The following day she learns that sailors have landed in search of a virgin to sacrifice to the King of the Sea, who is tormenting the ships with storms. For three hundred bags of rice, Sim Cheong agrees to be that sacrifice. She is thrown into the sea, and the prayers of the monks, if they were actually made, result in no change to her father. He remains blind and now childless.

The Sea King takes pity on Sim Cheong, and because of her enduring loyalty to her father, he rewards her by placing her in a lotus blossom and sending her to the top of the sea. The sailors who cast her out discover the giant blossom and haul the flower aboard to take back to the king. In the palace, the blossom petals unfurl to reveal Sim Cheong. The king falls instantly in love—lust, more likely—and asks for her hand in marriage. Sim Cheong agrees but requires that a wedding banquet be held for all the blind. Sim Cheong waits until her father arrives at the palace grounds and calls out to him. In this moment, Sim Bongsa’s eyes are healed, and with his new vision, he is able to see his daughter for the first time.

I finish the story and drum my fingers against the paperback. A traditionalist like Choi Yusuk would like this story. Sacrifice everything for your parents, including your life, and you will be richly rewarded. I wonder if Yujun knows this story. He must since it is so famous, but it isn’t controlling his life. I need to learn from that.

Wansu will relent, eventually.

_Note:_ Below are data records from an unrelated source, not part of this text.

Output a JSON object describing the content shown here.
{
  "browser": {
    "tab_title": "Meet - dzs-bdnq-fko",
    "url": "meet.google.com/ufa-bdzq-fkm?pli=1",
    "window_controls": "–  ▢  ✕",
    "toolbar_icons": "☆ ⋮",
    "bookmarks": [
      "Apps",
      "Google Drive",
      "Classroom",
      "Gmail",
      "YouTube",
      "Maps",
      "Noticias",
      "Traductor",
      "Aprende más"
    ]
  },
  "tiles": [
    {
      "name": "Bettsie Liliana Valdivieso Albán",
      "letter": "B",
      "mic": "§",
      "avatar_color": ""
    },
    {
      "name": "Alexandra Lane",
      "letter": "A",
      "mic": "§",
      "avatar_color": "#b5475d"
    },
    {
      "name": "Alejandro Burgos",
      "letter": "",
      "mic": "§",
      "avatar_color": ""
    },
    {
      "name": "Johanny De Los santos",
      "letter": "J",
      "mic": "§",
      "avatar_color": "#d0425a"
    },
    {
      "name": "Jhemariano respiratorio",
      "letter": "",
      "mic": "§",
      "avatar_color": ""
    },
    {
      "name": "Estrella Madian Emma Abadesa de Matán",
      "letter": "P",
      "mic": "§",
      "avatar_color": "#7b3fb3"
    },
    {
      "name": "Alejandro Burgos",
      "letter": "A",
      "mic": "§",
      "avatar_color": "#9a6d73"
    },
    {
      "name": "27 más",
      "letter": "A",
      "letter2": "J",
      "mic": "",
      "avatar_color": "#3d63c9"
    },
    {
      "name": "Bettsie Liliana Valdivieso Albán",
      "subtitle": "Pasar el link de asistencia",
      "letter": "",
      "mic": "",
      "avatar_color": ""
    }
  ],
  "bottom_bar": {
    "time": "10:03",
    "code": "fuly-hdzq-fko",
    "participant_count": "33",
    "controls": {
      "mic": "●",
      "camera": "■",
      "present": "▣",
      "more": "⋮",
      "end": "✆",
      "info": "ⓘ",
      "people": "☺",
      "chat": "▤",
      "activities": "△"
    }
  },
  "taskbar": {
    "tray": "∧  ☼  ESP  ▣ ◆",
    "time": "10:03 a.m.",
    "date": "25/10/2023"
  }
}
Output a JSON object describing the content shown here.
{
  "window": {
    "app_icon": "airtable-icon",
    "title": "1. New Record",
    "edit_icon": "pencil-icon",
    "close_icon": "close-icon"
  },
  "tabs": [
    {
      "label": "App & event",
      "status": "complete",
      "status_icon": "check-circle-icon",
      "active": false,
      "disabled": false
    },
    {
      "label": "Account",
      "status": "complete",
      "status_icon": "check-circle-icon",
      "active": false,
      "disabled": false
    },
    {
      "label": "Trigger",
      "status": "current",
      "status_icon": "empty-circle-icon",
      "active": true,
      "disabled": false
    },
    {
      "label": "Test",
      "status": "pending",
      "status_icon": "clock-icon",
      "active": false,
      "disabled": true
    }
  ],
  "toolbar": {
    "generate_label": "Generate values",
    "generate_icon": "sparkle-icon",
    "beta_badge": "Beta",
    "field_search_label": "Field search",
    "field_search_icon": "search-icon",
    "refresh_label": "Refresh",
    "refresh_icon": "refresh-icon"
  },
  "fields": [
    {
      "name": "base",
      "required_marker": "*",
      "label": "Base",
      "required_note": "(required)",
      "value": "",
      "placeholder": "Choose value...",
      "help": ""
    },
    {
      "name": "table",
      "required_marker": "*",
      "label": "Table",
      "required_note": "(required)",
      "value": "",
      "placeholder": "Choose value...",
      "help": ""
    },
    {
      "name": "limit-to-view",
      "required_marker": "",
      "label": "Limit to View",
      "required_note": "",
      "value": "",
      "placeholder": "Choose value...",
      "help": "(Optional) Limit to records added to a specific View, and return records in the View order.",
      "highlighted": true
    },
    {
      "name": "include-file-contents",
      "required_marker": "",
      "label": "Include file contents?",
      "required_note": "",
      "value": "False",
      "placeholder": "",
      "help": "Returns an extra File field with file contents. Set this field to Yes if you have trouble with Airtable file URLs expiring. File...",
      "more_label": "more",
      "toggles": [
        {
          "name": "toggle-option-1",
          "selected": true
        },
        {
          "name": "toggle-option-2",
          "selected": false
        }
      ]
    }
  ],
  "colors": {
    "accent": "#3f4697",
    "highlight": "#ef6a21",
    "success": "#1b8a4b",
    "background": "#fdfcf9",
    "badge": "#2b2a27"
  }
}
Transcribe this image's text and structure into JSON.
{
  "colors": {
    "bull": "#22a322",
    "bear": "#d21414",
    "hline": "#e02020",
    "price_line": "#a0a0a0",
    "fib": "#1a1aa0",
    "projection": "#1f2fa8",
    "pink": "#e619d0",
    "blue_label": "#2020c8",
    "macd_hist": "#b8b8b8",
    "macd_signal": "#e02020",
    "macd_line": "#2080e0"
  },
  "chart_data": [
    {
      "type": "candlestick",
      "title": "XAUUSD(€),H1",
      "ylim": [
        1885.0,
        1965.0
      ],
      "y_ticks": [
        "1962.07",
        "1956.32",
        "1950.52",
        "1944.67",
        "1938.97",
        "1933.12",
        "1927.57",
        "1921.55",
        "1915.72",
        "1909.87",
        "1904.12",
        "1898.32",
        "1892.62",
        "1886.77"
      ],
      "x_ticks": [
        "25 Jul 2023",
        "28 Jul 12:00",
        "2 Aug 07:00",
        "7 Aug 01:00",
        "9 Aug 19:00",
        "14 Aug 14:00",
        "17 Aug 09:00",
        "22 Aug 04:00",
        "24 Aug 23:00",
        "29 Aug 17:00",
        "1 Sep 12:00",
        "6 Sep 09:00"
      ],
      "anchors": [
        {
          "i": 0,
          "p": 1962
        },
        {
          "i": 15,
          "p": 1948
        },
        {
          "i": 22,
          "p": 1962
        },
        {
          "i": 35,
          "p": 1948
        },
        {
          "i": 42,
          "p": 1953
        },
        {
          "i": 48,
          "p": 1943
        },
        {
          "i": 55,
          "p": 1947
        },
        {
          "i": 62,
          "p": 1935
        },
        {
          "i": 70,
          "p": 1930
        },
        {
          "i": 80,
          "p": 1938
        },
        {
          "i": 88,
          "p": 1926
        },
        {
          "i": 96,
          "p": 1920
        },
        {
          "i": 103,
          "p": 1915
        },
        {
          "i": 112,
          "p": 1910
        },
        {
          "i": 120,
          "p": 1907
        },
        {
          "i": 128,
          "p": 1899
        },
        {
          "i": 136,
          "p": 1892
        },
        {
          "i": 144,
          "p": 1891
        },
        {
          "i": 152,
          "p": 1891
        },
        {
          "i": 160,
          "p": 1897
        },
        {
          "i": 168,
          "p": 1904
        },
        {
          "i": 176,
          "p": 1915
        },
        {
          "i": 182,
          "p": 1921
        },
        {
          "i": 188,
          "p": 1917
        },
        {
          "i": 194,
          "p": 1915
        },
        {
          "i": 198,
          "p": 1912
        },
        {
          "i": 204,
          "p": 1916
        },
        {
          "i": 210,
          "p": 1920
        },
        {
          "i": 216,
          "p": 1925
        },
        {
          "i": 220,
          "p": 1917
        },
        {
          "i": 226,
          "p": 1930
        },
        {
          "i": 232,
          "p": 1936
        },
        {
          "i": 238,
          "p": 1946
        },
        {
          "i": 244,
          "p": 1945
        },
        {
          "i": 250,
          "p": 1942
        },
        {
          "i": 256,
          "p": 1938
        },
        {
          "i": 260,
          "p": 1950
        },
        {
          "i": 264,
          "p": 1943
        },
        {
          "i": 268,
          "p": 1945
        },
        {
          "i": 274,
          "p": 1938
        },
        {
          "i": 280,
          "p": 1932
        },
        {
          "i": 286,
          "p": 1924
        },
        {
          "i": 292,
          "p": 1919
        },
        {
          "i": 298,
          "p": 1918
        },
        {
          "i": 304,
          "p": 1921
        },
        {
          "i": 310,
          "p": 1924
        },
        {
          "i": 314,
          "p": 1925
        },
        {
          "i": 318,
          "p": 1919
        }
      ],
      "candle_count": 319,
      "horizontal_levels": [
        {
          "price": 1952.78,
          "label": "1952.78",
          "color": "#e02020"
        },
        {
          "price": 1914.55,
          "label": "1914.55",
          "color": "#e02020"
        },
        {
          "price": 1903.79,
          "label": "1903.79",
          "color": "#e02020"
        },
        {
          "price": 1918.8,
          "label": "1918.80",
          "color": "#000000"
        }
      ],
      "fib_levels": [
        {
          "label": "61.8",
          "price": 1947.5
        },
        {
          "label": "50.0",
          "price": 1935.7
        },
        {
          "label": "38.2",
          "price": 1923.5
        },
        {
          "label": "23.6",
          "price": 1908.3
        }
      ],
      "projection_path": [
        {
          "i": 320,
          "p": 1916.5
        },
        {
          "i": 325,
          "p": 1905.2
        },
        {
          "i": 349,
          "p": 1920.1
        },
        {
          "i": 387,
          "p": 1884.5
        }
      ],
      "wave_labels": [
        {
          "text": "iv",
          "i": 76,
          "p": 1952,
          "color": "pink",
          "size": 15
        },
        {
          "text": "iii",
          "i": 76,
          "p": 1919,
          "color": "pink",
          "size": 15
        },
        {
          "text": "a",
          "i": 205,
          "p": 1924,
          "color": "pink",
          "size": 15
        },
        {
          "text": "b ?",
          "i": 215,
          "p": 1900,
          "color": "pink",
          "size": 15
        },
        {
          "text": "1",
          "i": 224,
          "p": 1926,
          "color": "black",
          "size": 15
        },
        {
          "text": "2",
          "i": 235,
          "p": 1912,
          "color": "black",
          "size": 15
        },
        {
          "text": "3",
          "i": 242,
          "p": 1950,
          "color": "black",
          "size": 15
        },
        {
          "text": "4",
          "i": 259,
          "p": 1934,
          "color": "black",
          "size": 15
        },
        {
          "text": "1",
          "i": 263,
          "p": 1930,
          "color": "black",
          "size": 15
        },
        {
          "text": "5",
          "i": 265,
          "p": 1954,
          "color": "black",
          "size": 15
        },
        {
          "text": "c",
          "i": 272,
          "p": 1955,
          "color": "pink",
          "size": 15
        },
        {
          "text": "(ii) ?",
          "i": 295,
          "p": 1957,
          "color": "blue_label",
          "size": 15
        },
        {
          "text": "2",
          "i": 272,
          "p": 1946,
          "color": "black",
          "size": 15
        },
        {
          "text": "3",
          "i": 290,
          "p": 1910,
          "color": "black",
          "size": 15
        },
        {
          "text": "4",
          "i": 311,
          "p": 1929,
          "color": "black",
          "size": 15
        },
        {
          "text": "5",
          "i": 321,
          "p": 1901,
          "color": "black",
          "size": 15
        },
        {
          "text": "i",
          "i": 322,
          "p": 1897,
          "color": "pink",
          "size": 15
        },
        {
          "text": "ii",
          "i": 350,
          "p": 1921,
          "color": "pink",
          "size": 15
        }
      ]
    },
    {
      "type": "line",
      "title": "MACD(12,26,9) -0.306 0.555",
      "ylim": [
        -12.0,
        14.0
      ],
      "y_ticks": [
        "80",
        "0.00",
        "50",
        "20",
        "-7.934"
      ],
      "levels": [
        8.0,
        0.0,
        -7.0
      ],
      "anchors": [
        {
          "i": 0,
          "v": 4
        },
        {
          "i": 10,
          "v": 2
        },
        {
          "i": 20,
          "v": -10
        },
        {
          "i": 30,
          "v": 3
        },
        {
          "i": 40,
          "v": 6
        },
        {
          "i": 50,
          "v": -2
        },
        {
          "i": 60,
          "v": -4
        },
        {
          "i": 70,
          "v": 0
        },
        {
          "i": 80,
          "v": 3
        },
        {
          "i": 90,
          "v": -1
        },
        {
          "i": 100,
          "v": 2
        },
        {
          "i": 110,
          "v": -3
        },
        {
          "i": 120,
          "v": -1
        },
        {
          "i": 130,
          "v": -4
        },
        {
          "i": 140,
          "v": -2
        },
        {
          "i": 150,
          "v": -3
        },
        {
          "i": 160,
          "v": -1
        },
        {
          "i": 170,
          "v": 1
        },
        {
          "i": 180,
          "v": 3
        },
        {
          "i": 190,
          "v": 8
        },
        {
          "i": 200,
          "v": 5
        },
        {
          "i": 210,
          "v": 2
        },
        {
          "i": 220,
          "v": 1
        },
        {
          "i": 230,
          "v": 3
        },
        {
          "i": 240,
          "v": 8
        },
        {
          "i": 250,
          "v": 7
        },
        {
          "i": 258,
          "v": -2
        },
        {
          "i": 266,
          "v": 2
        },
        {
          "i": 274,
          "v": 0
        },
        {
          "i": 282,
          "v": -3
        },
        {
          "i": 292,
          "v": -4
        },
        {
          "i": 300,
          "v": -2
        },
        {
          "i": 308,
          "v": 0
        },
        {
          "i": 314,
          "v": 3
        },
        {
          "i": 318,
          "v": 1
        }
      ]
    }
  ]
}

My coworkers will see that I’m a hard worker who deserves a job, and when the other women go to the bathroom, they’ll invite me to join them. After the hweshik—company dinner—which we all hate, we’ll skip out on the second round of drinks at a different bar, shove the drunk men into a taxi, and escape to a noraebang, where we will sing our favorite idol songs, pretend we are onstage, and drink until we have to be poured into taxis. It will be fun and bonding and we will laugh about how they all thought I was this nepotistic hire but I’m really a decent person whom they are so happy to have as a coworker. Soyou especially won’t have a pinched expression around her mouth when I call her sunbae-nim. Hell, she might even invite me to call her sunbae, dropping the honorarium -nim.

I finish reading a passage in the book, tuck the folded sticky note I use as a bookmark between the pages, and stow the collection away in the bedside drawer, refusing to admit how sad my fantasies are. I fuss with the covers again.

Sae Appa, your son is so handsome and good. You would be so proud of him. He’s open-minded, sweet, and good at his job. You raised him right. Your ancestors are cheering you on. You should wake and see what he has done, and Wansu misses you. She comes here every night. I hope you enjoy the dramas.

I pat the side of the bed because it feels wrong to touch him, even his hand. He hasn’t given me permission to do so. I wonder again about Wansu. She doesn’t have many friends that I’ve seen. We haven’t had a house party or even a single guest in the six weeks I’ve lived with her. She spends her nights with her unconscious husband watching melodramas. Her mornings are given to tending a collection of small bonsais and reading.